- Former names: Alnwick Research Center, Sanofi Alnwick

General information
- Type: Pharmaceutical Research Centre
- Location: Northumberland, NE66 2JH
- Coordinates: 55°24′N 1°42′W﻿ / ﻿55.40°N 1.70°W
- Elevation: 65 m (213 ft)
- Client: Sterling-Winthrop

= Sterling-Winthrop Research Centre =

The Sterling-Winthrop Research Centre was a research centre in Alnwick.

==History==
It was also known as the Alnwick Research Center. It was part of the Sterling Research Group, owned by Sterling Drug. It was taken over by Sanofi-Aventis, run by Sanofi R&D.

Former research took place at the Winthrop Laboratories site near the current Fawdon Metro station, which became Sanofi, on Edgefield Avenue in Fawdon; this site made Panadol and Solpadeine.

In 1978 the company wanted to open a research site at Dukes House in Hexham, on a site of 38 acres, north of the building. Two sites at Cramlington and Alnwick were looked at by Northumberland County Council. There were protests by a local anti-vivisection group, but sixth formers from the Duke's County Grammar School were at the meeting to support the new research centre, in March 1979. The job situation in Alnwick, at the time, was not prosperous.
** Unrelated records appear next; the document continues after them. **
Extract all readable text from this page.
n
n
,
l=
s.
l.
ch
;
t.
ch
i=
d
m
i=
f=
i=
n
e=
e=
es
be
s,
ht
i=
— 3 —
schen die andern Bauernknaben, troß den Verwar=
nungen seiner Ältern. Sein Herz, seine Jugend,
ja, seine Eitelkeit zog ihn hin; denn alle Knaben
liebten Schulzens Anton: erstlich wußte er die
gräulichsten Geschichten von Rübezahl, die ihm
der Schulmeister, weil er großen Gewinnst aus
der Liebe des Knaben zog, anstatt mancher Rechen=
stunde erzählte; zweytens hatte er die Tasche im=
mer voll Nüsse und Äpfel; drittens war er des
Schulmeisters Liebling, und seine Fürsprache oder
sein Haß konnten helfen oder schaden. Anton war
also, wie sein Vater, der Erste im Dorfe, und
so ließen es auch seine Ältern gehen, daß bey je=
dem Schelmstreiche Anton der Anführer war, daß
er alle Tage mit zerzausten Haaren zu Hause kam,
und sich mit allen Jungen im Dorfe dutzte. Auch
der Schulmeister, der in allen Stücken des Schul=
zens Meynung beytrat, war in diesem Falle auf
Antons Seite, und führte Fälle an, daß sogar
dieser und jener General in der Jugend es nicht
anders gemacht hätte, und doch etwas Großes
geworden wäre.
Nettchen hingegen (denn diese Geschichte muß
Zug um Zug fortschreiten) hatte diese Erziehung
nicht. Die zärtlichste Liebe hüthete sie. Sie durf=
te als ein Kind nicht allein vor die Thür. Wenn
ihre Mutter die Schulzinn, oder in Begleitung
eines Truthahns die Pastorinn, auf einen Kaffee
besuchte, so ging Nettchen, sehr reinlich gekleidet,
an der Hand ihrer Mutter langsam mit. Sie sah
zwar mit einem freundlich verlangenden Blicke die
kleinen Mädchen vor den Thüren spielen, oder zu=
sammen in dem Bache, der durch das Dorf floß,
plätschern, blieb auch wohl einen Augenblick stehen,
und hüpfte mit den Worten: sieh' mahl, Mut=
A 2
The company chose the Alnwick site in July 1979. It would cost around £6m. and construction would start by the end of the year. The director of research was Alastair Ross. Construction started on 1 September 1980, being built by Rush & Tompkins, and it would cost £8m. Alnwick District Council contributed around £300,000 to the site, with the associated infrastructure needed.

It opened in April 1982, costing £11m, with 35 acres, and 130,000 sq ft of buildings. The second phase would open later in the year, with 200 people.

==Operation==
The site looked at medical safety and toxicology. Sterling Winthrop in UK had its headquarters at Sterling Winthrop House on St Margaret's Hill, in Surbiton. In June 1994, Sanofi bought Sterling Winthrop in the UK for £1.1bn from Eastman Kodak.

On Monday 29 August 1994, SmithKline Beecham bought out Sterling Winthrop in the US for £1.9bn

===Manufacturing===
Sterling had manufacturing plant at Dudley, Tyne and Wear, south of Cramlington, from 1969, a management-buyout from 2016.

===Closure===
The site was near a Homebase and Argos. The site was put up for sale by Sanofi-Aventis in 2009.

==Structure==
It was sited off the A1068 near the junction with the A1, in the south of Alnwick.